I want to figure out a way to simpilfy
$$x* \frac{1-\frac{|0-x|}{0-x}}{2}$$
to show that it is the same as
$$\frac{x+|x|}{2}$$
Or go the other way around and complicate the second equation so that it looks the same. I've been having trouble figuring out how to manipulate the 0-x that is inside the absolute value.
I get about this far then am not sure how to continue.
$$\frac{x-\frac{|-x^2|}{-x}}{2}$$
background context:
I needed an equation that took a number and set all the negative values to 0. I've already created a function in the past that took any number, and set the value below a certain threshold to zero:
$$x* \frac{1-\frac{|t-x|}{t-x}}{2}$$
where t is the threshold.
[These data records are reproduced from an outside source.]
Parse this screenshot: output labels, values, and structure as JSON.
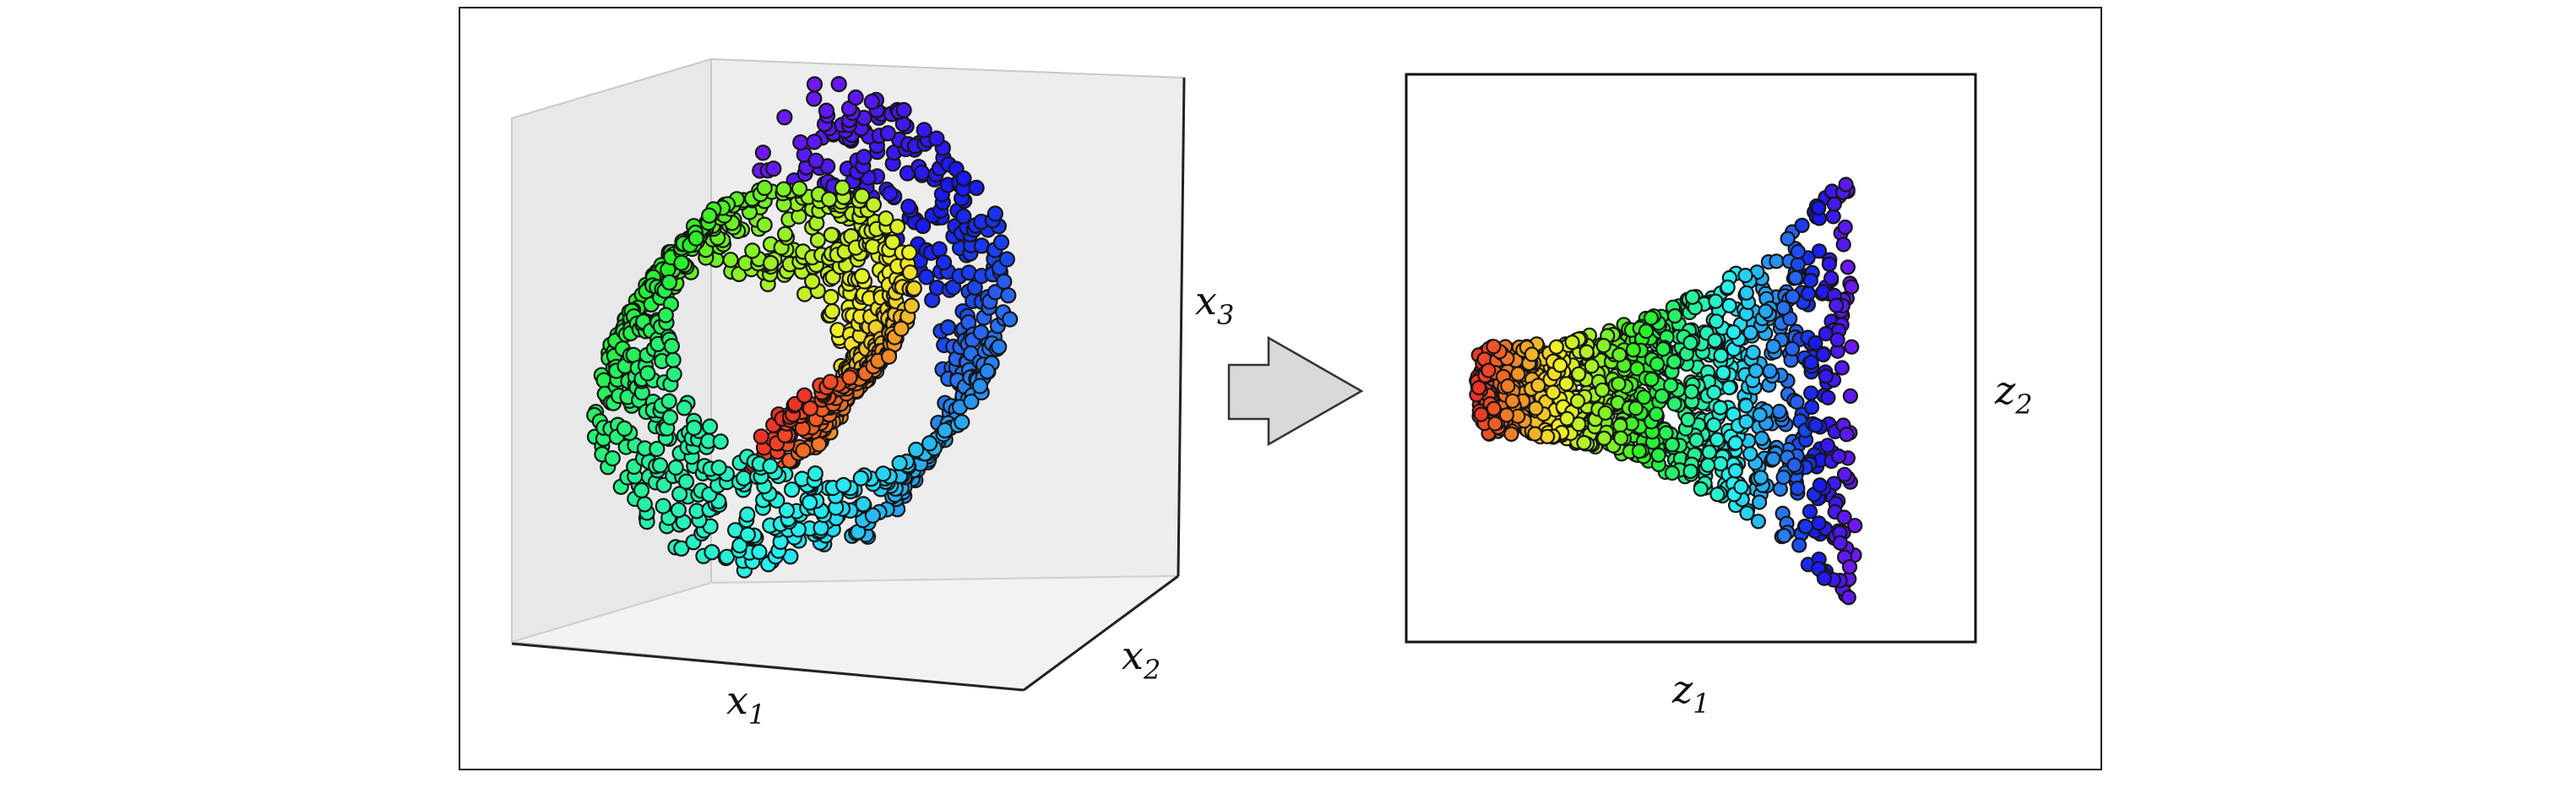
{
  "left_panel": {
    "x_label": "x",
    "x_sub": "1",
    "y_label": "x",
    "y_sub": "2",
    "z_label": "x",
    "z_sub": "3"
  },
  "right_panel": {
    "x_label": "z",
    "x_sub": "1",
    "y_label": "z",
    "y_sub": "2"
  },
  "colors": {
    "colormap": "rainbow",
    "box_fill": "#ececec",
    "arrow_fill": "#d9d9d9",
    "stroke": "#111111"
  },
  "icons": {
    "transition": "right-arrow-icon"
  }
}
So I could put in like 17 and anything less than 17 would be set to 0.
But I knew since the threshold in this case was 0 that probably meant I could cancel a bunch of stuff out and simplify the function. Then someone I work with offered the second function. And after checking the logic, it does have the exact same behavior or setting all negative numbers to be 0.
My equation tries to set the number to either 1 or -1, then shifts it over to be 2 or 0, cuts it in half to be 1 or 0, then multiplies by the original value.
Their equation is just set the number to 2x if it's positive, or 0 if it's negative. Then divides by 2 to get the original value, or it'll stay stuck at 0.
I was wondering if there were any edge cases where these two equations provided different answers, and want to practice math a bit. But still pretty bad at knowing all the algebra rules out there for simplification.
Recall that $|{-x}|$ is equal to $|x|$ for all $x$. Thus, $$x \cdot \frac{1 - \frac{|0 - x|}{0 - x}}{2} = \frac{x}{1} \cdot\frac{1 - \frac{|{-x}|}{-x}}{2} = \frac{x\left(1 + \frac{|x|}{x}\right)}{1 \cdot2} = \frac{x + |x|}{2}.$$